The Suns entered the game with an NBA-worst 6-24 record, but after losing 10 straight games they won their last two over Dallas and Minnesota. Like the Knicks, they are plotting for some future product. Phoenix started three rookies Monday — Deandre Ayton, who was the No. 1 overall pick; Mikal Bridges and D’Anthony Melton. And now, with the win the Suns were just one and a half games worse than the Knicks in the race to the bottom.
“We’re definitely depleted, but I don’t want to make that an excuse for the game,” Knicks coach David Fizdale said. “We obviously played a great first half. We just couldn’t duplicate that. Injuries are a part of it. I don’t necessarily want to put it on that. The guys that played are good enough to help us win.”

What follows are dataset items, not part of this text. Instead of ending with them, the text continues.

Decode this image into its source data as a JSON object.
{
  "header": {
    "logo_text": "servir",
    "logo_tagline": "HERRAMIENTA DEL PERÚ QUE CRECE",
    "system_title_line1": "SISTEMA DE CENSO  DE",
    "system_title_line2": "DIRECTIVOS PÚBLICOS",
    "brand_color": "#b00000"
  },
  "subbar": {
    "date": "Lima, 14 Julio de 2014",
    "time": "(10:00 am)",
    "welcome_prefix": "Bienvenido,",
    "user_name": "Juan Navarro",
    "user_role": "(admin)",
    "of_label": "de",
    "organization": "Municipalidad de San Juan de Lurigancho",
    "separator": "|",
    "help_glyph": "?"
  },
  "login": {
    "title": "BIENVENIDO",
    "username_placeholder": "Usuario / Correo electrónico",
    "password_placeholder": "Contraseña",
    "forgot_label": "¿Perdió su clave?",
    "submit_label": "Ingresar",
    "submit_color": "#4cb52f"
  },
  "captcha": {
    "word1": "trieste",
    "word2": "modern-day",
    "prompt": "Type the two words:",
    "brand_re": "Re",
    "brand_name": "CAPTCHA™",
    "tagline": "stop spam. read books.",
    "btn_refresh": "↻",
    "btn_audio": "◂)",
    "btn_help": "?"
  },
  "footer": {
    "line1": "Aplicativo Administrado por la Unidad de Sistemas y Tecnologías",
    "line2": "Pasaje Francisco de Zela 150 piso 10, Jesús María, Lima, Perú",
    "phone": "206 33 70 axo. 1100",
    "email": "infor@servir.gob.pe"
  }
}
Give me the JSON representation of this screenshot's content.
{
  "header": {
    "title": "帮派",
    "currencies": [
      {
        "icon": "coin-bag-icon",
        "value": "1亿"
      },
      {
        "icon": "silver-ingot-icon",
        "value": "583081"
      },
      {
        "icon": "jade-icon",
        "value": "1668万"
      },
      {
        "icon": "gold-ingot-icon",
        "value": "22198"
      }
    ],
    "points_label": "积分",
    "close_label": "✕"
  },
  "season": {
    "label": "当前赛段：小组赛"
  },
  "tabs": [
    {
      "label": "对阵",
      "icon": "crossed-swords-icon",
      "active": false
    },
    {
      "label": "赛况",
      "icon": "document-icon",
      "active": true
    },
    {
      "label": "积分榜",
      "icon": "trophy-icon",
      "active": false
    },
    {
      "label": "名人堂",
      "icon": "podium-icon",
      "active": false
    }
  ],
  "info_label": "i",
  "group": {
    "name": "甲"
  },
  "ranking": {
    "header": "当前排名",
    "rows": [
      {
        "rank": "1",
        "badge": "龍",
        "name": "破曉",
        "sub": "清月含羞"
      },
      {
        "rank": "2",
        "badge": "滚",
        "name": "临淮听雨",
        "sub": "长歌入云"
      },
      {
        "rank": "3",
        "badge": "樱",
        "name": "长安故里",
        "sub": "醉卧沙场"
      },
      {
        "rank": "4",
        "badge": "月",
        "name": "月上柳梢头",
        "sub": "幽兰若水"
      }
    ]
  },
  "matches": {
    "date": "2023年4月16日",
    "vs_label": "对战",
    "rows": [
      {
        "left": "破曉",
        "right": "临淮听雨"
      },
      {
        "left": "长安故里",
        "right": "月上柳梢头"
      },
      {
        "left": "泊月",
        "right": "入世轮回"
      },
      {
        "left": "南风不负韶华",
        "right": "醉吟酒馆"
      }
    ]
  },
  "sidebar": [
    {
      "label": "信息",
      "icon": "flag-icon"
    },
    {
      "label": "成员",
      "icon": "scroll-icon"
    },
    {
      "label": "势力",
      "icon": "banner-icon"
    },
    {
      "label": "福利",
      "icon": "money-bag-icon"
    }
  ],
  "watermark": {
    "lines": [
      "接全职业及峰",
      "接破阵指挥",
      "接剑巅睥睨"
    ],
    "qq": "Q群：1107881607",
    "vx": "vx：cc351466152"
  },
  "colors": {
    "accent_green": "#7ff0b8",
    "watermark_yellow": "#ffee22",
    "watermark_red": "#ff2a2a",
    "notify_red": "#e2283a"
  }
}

The Knicks three rookies started together briefly this season, but two of them, Mitchell Robinson and Allonzo Trier, were sidelined with injuries Monday, along with Damyean Dotson and Hardaway. While the Knicks got 17 points from their other rookie, Kevin Knox and a team-high 32 points from Emmanuel Mudiay, it was not nearly enough to make up for the defensive deficiencies.
Devin Booker scored 38 for the Suns while T.J. Warren, who had 17 in the third quarter, scored 26. Ayton had 21 points and 13 rebounds. Jamal Crawford came off the bench to hand out 14 assists.
"Our defensive intensity just went down,” Mudiay said. “Think they kind of ramped it up a little bit. We kind of folded into what they wanted us to do. The defense is really what got us.”
Fizdale had spoken optimistically before the game about the Knicks defense, hoping that they were beginning to get it together. He couldn’t have been happy with what he saw on this night.
The Knicks surrendered 28 points in the first quarter, 31 in the second and then 41 in the third — allowing the Suns to hit 72. 8 percent from the floor in that third quarter. The Knicks were tied at 79-79 with just over five minute left in the third quarter when Frank Ntilikina missed a pair of jumpers and the Suns got a dunk from Josh Jackson on the other end, That triggered a 21-4 run to end the quarter.
Phoenix stretched the lead to as many as 23 points in the fourth quarter before the Knicks embarked on a too-little, too-late run to close within 13.
“We fall into the same thing,” Fizdale said. “One quarter. You got a deflated quarter where we don’t do the same things that we do for the other three quarters and it always comes back to bite us. It’s just something we’ve got to continue to try to figure out as a group and keep working at it, where we can sustain effort for 48 minutes.”